On the surface, these results do not appear to be overly impressive, dwarfed by Pfizer/BioNTech’s 90% and Moderna.’s 94.5%. But this isn’t the whole story. As new strains began to emerge in the late days of 2020, the challenge for the next vaccine manufacturers in line became more difficult, and the 66% J&J announced this morning included participants infected with the emerging South African B.1.351 viral variant.
Importantly, the Janssen vaccine was 85% effective in preventing severe disease after 28 days across all geographical regions, and efficacy increased over time, with zero cases reported in vaccinated participants after the 49th day. It also demonstrated complete protection against COVID-19 related hospitalization and death. There were no reported cases requiring hospitalization, ICU admission, mechanical ventilation, or extracorporeal membrane oxygenation (ECMO) 28 days post-vaccination.
“Changing the trajectory of the pandemic will require mass vaccination to create herd immunity, and a single-dose regimen with fast onset of protection and ease of delivery and storage provides a potential solution to reaching as many people as possible. The ability to avoid hospitalizations and deaths would change the game in combating the pandemic,”said Janssen Research & Development Global Head, Mathai Mammen, M.D., Ph.D.
Overall, against moderate-severe COVID-19 infection, the vaccine was 72% effective 28 days after vaccination in the U.S., 66% in hard-hit Latin America, and bottomed out at 57% in South Africa.
This last number, combined with the 49% overall efficacy announced yesterday by Novavax, sets off alarm bells that the variants stemming from B.1.351 may have wandered away from the protection of current COVID-19 vaccine science.
Still, Janssen’s single-shot vaccine could go a long way in democratizing the global battle against the pandemic, given its clear logistical benefits, particularly for less-developed infrastructures. The vaccine is compatible with standard distribution channels and is estimated to remain stable for two years at -20°C (-4°F).
“These topline results with a single-shot COVID-19 vaccine candidate represent a promising moment. The potential to significantly reduce the burden of severe disease, by providing an effective and well-tolerated vaccine with just one immunization, is a critical component of the global public health response,” said Johnson & Johnson Vice Chairman of the Executive Committee and Chief Scientific Officer, Paul Stoffels, M.D.
“A one-shot vaccine is considered by the World Health Organization to be the best option in pandemic settings, enhancing access, distribution, and compliance. Eighty-five percent efficacy in preventing severe COVID-19 disease and prevention of COVID-19-related medical interventions will potentially protect hundreds of millions of people from serious and fatal outcomes of COVID-19. It also offers the hope of helping ease the huge burden placed on healthcare systems and communities.”

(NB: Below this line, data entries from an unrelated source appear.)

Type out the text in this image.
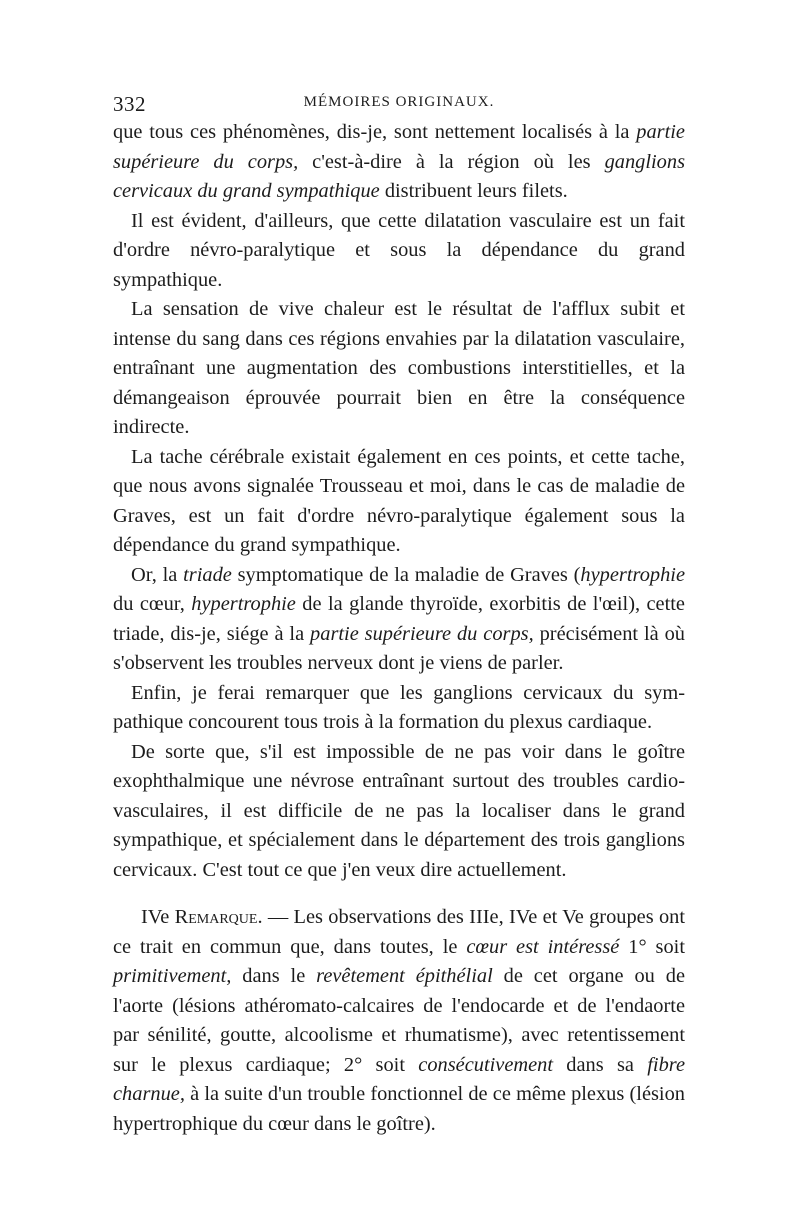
332	MÉMOIRES ORIGINAUX.

que tous ces phénomènes, dis-je, sont nettement localisés à la partie supérieure du corps, c'est-à-dire à la région où les ganglions cervicaux du grand sympathique distribuent leurs filets.

Il est évident, d'ailleurs, que cette dilatation vasculaire est un fait d'ordre névro-paralytique et sous la dépendance du grand sympathique.

La sensation de vive chaleur est le résultat de l'afflux subit et intense du sang dans ces régions envahies par la dilatation vasculaire, entraînant une augmentation des combustions interstitielles, et la démangeaison éprouvée pourrait bien en être la conséquence indirecte.

La tache cérébrale existait également en ces points, et cette tache, que nous avons signalée Trousseau et moi, dans le cas de maladie de Graves, est un fait d'ordre névro-paralytique également sous la dépendance du grand sympathique.

Or, la triade symptomatique de la maladie de Graves (hypertrophie du cœur, hypertrophie de la glande thyroïde, exorbitis de l'œil), cette triade, dis-je, siége à la partie supérieure du corps, précisément là où s'observent les troubles nerveux dont je viens de parler.

Enfin, je ferai remarquer que les ganglions cervicaux du sympathique concourent tous trois à la formation du plexus cardiaque.

De sorte que, s'il est impossible de ne pas voir dans le goître exophthalmique une névrose entraînant surtout des troubles cardio-vasculaires, il est difficile de ne pas la localiser dans le grand sympathique, et spécialement dans le département des trois ganglions cervicaux. C'est tout ce que j'en veux dire actuellement.

IVe Remarque. — Les observations des IIIe, IVe et Ve groupes ont ce trait en commun que, dans toutes, le cœur est intéressé 1° soit primitivement, dans le revêtement épithélial de cet organe ou de l'aorte (lésions athéromato-calcaires de l'endocarde et de l'endaorte par sénilité, goutte, alcoolisme et rhumatisme), avec retentissement sur le plexus cardiaque; 2° soit consécutivement dans sa fibre charnue, à la suite d'un trouble fonctionnel de ce même plexus (lésion hypertrophique du cœur dans le goître).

If approved, the Janssen vaccine’s 72% overall effectiveness in the U.S., and 85% against severe disease, would add another vaccine to the country’s arsenal and help to reduce the strain on the already overwhelmed healthcare system. According to data from the COVID Tracking Project, while overall U.S. cases have declined during the past week, the 7-day average for deaths increased and 108, 957 thousand remained hospitalized as of Tuesday.
J&J plans to file for U.S. Emergency Authorization Use (EUA) early next month and expects to begin shipments immediately.